Segundo a diretora, a obra será construída para estrear no Teatro Amazonas e, posteriormente, seguir para outras cidades da região e para o exterior. Entre os profissionais amazonenses já envolvidos estão o diretor de produção Ad Garcia, o artista Belmond Viga e o designer Vini Júnior. A equipe deverá crescer à medida que novas etapas de criação forem sendo desenvolvidas.
Malu afirma que uma das prioridades é garantir que o espetáculo seja construído a partir de referências amazônicas autênticas. O ponto de partida será um texto do dramaturgo Nelson Caldas Filho sobre diferentes formas de amor, mas a proposta é que a convivência com comunidades tradicionais transforme a obra ao longo do processo. "Nós queremos transformar um texto inicialmente eurocêntrico em algo genuinamente amazônico", afirmou.
As primeiras imersões devem ocorrer em territórios indígenas no Amazonas e também no Acre. Além da criação artística, o projeto prevê oficinas voltadas para indígenas, ribeirinhos e moradores das localidades visitadas, promovendo formação em diferentes áreas ligadas às artes e à produção cultural.
O diretor Ronaldo Duarte explica que a iniciativa pretende utilizar múltiplas plataformas de comunicação para ampliar o alcance da narrativa.
Segundo ele, a experiência acontecerá simultaneamente em diferentes ambientes físicos e digitais.
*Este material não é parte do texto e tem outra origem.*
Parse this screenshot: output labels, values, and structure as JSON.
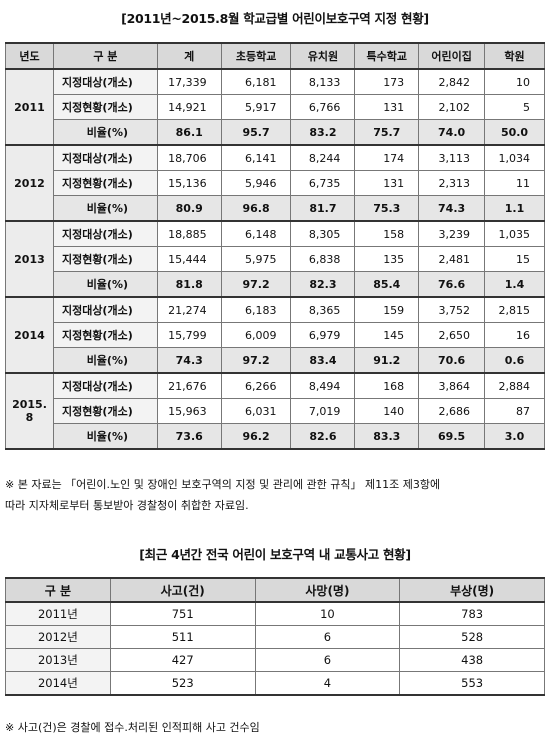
{
  "table1": {
    "title": "[2011년~2015.8월 학교급별 어린이보호구역 지정 현황]",
    "headers": [
      "년도",
      "구  분",
      "계",
      "초등학교",
      "유치원",
      "특수학교",
      "어린이집",
      "학원"
    ],
    "groups": [
      {
        "year": "2011",
        "rows": [
          {
            "cat": "지정대상(개소)",
            "values": [
              "17,339",
              "6,181",
              "8,133",
              "173",
              "2,842",
              "10"
            ]
          },
          {
            "cat": "지정현황(개소)",
            "values": [
              "14,921",
              "5,917",
              "6,766",
              "131",
              "2,102",
              "5"
            ]
          },
          {
            "cat": "비율(%)",
            "values": [
              "86.1",
              "95.7",
              "83.2",
              "75.7",
              "74.0",
              "50.0"
            ]
          }
        ]
      },
      {
        "year": "2012",
        "rows": [
          {
            "cat": "지정대상(개소)",
            "values": [
              "18,706",
              "6,141",
              "8,244",
              "174",
              "3,113",
              "1,034"
            ]
          },
          {
            "cat": "지정현황(개소)",
            "values": [
              "15,136",
              "5,946",
              "6,735",
              "131",
              "2,313",
              "11"
            ]
          },
          {
            "cat": "비율(%)",
            "values": [
              "80.9",
              "96.8",
              "81.7",
              "75.3",
              "74.3",
              "1.1"
            ]
          }
        ]
      },
      {
        "year": "2013",
        "rows": [
          {
            "cat": "지정대상(개소)",
            "values": [
              "18,885",
              "6,148",
              "8,305",
              "158",
              "3,239",
              "1,035"
            ]
          },
          {
            "cat": "지정현황(개소)",
            "values": [
              "15,444",
              "5,975",
              "6,838",
              "135",
              "2,481",
              "15"
            ]
          },
          {
            "cat": "비율(%)",
            "values": [
              "81.8",
              "97.2",
              "82.3",
              "85.4",
              "76.6",
              "1.4"
            ]
          }
        ]
      },
      {
        "year": "2014",
        "rows": [
          {
            "cat": "지정대상(개소)",
            "values": [
              "21,274",
              "6,183",
              "8,365",
              "159",
              "3,752",
              "2,815"
            ]
          },
          {
            "cat": "지정현황(개소)",
            "values": [
              "15,799",
              "6,009",
              "6,979",
              "145",
              "2,650",
              "16"
            ]
          },
          {
            "cat": "비율(%)",
            "values": [
              "74.3",
              "97.2",
              "83.4",
              "91.2",
              "70.6",
              "0.6"
            ]
          }
        ]
      },
      {
        "year": "2015.\n8",
        "rows": [
          {
            "cat": "지정대상(개소)",
            "values": [
              "21,676",
              "6,266",
              "8,494",
              "168",
              "3,864",
              "2,884"
            ]
          },
          {
            "cat": "지정현황(개소)",
            "values": [
              "15,963",
              "6,031",
              "7,019",
              "140",
              "2,686",
              "87"
            ]
          },
          {
            "cat": "비율(%)",
            "values": [
              "73.6",
              "96.2",
              "82.6",
              "83.3",
              "69.5",
              "3.0"
            ]
          }
        ]
      }
    ]
  },
  "note1": {
    "line1": "※ 본 자료는 「어린이.노인 및 장애인 보호구역의 지정 및 관리에 관한 규칙」 제11조 제3항에",
    "line2": "따라 지자체로부터 통보받아 경찰청이 취합한 자료임."
  },
  "table2": {
    "title": "[최근 4년간 전국 어린이 보호구역 내 교통사고 현황]",
    "headers": [
      "구  분",
      "사고(건)",
      "사망(명)",
      "부상(명)"
    ],
    "rows": [
      [
        "2011년",
        "751",
        "10",
        "783"
      ],
      [
        "2012년",
        "511",
        "6",
        "528"
      ],
      [
        "2013년",
        "427",
        "6",
        "438"
      ],
      [
        "2014년",
        "523",
        "4",
        "553"
      ]
    ]
  },
  "note2": "※ 사고(건)은 경찰에 접수.처리된 인적피해 사고 건수임"
}
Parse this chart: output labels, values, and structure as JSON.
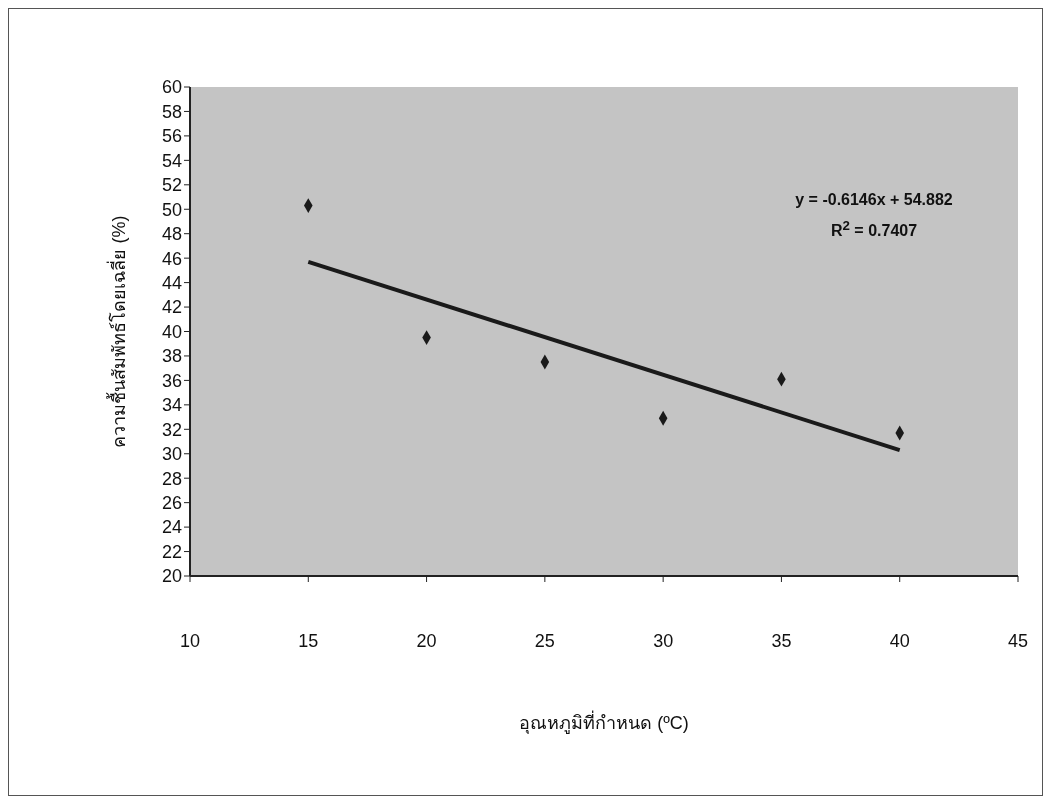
{
  "chart_data": {
    "type": "scatter",
    "xlabel": "อุณหภูมิที่กำหนด (ºC)",
    "ylabel": "ความชื้นสัมพัทธ์โดยเฉลี่ย (%)",
    "xlim": [
      10,
      45
    ],
    "xticks": [
      10,
      15,
      20,
      25,
      30,
      35,
      40,
      45
    ],
    "ylim": [
      20,
      60
    ],
    "yticks": [
      20,
      22,
      24,
      26,
      28,
      30,
      32,
      34,
      36,
      38,
      40,
      42,
      44,
      46,
      48,
      50,
      52,
      54,
      56,
      58,
      60
    ],
    "grid": false,
    "marker": "diamond",
    "series": [
      {
        "color": "#1a1a1a",
        "x": [
          15,
          20,
          25,
          30,
          35,
          40
        ],
        "values": [
          50.3,
          39.5,
          37.5,
          32.9,
          36.1,
          31.7
        ]
      },
      {
        "type": "line",
        "color": "#1a1a1a",
        "x": [
          15,
          40
        ],
        "values": [
          45.7,
          30.3
        ],
        "marker": "none",
        "line_style": "solid"
      }
    ],
    "annotations": [
      "y = -0.6146x + 54.882",
      "R$^{2}$ = 0.7407"
    ]
  }
}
Enquanto a apresentação ocorre no palco, conteúdos e intervenções poderão ser exibidos em praças, espaços públicos e plataformas digitais, alcançando espectadores em outras cidades e até em outros países. "A estética e a narrativa estarão presentes desde o teatro até as praças desses municípios e também no exterior por meio da internet", explicou.
Uma das inovações previstas envolve a utilização de tecnologias de realidade virtual em parceria com a Universidade Federal do Rio de Janeiro (UFRJ). De acordo com Malu Schröder, o recurso será integrado à linguagem teatral para criar experiências inéditas de interação entre público, artistas e ambientes digitais.
A produção conta ainda com supervisão de Bia Lessa e direção de arte de Jum Nakao. A trilha sonora será assinada pelo maestro Armênio Graça Filho. O elenco reúne nomes como Isabel Fillardis, Well Aguiar, Fabiana Karla e a artista indígena We'e'ena Tikuna. A direção é compartilhada por Malu Schröder e Ronaldo Duarte.
Parceiros
Entre os parceiros já confirmados estão a UFRJ, responsável pelo desenvolvimento das experiências imersivas; o Instituto IPCEAT, que acompanhará as ações relacionadas à sustentabilidade e à pegada de carbono do projeto; e o Museu da Imagem e do Som do Rio de Janeiro, que poderá receber parte do acervo fotográfico e audiovisual produzido durante as expedições pela Amazônia.
Ao combinar tecnologia de ponta com saberes tradicionais, o Amazônia B pretende construir uma reflexão sobre pertencimento, memória, sustentabilidade e futuro. A aposta dos idealizadores é que a arte funcione como ponte entre diferentes culturas e ajude a apresentar ao Brasil e ao mundo a diversidade humana e cultural existente na maior floresta tropical do planeta.